However, often the search for microbial agents is performed only after a disease state has been diagnosed. Only a few investigations including urine from healthy persons using 16S rDNA PCR have been reported [12, 24–26]. These studies

had a variable success rate in actually obtaining sequences, resulting in a limited overview of the healthy urine bacterial flora. However, two recent 16S rDNA studies by Nelson et al. (2010) and Dong et al. (2011) [27, 28] have shown that the male urine contains multiple bacterial genera. Advances in sequencing technology, such as massively parallel EGFR targets pyrosequencing as developed by 454 Life Sciences [29], allow for extensive characterization of microbial populations in a high throughput X-396 mouse and cost effective manner [30, 31]. Amplicons of partial 16S

rRNA genes are sequenced on microscopic beads placed separately in picoliter-sized wells, bypassing previously needed cloning and cultivation procedures. Such sequencing has revealed an unexpectedly high diversity within various human-associated microbial communities, e.g. oral-, vaginal-, intestinal- and male first catch urine microbiota [4, 28, 32, 33], but female urine microbial diversity has so far not been studied using high throughput sequencing (HTS) methods. Here, we have investigated the bacterial diversity in urine microbiota from healthy females by means of 16S rDNA amplicon 454 pyrosequencing. This study demonstrates the use of this methodology for investigating bacterial sequence diversity in female urine samples. Our results indicate a diverse spectrum of bacterial profiles associated with healthy, culture negative female urine and provide a resource for further studies in the field of molecular diagnostics of urine specimens. Methods Urine sampling Urine was collected by the clean catch method 6-phosphogluconolactonase in which healthy adult female volunteers (n = 8),

collected midstream urine into a sterile container.

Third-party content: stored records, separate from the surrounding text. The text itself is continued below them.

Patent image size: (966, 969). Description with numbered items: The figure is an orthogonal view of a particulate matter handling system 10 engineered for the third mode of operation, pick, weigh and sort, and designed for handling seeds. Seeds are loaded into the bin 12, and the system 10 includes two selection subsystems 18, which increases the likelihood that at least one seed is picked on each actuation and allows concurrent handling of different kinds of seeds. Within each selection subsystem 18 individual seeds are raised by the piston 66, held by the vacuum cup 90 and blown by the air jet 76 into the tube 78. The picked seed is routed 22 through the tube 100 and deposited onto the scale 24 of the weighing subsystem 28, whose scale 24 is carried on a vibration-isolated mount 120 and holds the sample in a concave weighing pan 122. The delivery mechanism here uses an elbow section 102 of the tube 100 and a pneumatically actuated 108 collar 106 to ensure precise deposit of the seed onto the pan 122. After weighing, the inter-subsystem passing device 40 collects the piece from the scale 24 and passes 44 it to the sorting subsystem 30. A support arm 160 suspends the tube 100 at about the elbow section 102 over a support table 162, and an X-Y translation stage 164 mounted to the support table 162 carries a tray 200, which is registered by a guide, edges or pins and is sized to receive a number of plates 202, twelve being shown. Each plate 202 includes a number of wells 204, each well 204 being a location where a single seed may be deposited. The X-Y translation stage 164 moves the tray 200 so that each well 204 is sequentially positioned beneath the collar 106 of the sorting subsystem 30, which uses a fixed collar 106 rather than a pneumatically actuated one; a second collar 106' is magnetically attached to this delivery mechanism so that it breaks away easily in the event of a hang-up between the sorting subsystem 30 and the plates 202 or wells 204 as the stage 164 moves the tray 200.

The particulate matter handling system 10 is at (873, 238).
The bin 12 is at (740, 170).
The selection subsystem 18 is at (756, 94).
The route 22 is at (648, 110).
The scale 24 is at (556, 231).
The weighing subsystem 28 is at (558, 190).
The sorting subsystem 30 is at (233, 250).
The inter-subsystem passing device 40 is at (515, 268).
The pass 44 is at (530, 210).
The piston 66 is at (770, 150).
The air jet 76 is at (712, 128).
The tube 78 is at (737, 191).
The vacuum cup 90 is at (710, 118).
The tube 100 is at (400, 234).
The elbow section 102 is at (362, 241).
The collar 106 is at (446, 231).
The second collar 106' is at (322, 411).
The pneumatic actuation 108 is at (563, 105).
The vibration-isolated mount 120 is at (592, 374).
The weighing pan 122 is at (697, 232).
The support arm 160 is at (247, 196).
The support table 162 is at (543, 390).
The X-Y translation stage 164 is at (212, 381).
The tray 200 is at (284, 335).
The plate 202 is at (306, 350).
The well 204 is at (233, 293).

Specimens were initially kept at 4°C, and within an hour transported to the laboratory for DNA isolation. All specimens were culture negative, as tested by the Urological Clinic at the University Hospital HF Aker-Oslo. Samples were taken with informed consent and the study was approved by the Regional Committee for Medical Research Ethics East-Norway (REK Øst Prosjekt 110-08141c 1.2008.367). DNA isolation 30 ml urine volume was pelleted by centrifugation at 14000 RCF for 10 min at 4°C. 25 ml of the supernatant was decanted and the pellet was resuspended in the remaining volume. 5 ml of the sample was again pelleted by centrifugation for 10 min at 16000 × g (4°C). The pellet and some supernatant (up to 100 μl) were processed further. DNA was isolated from the urine pellets with DNeasy Blood & Tissue kit (QIAGEN, Germany), following the tissue spin-column protocol with minor modifications.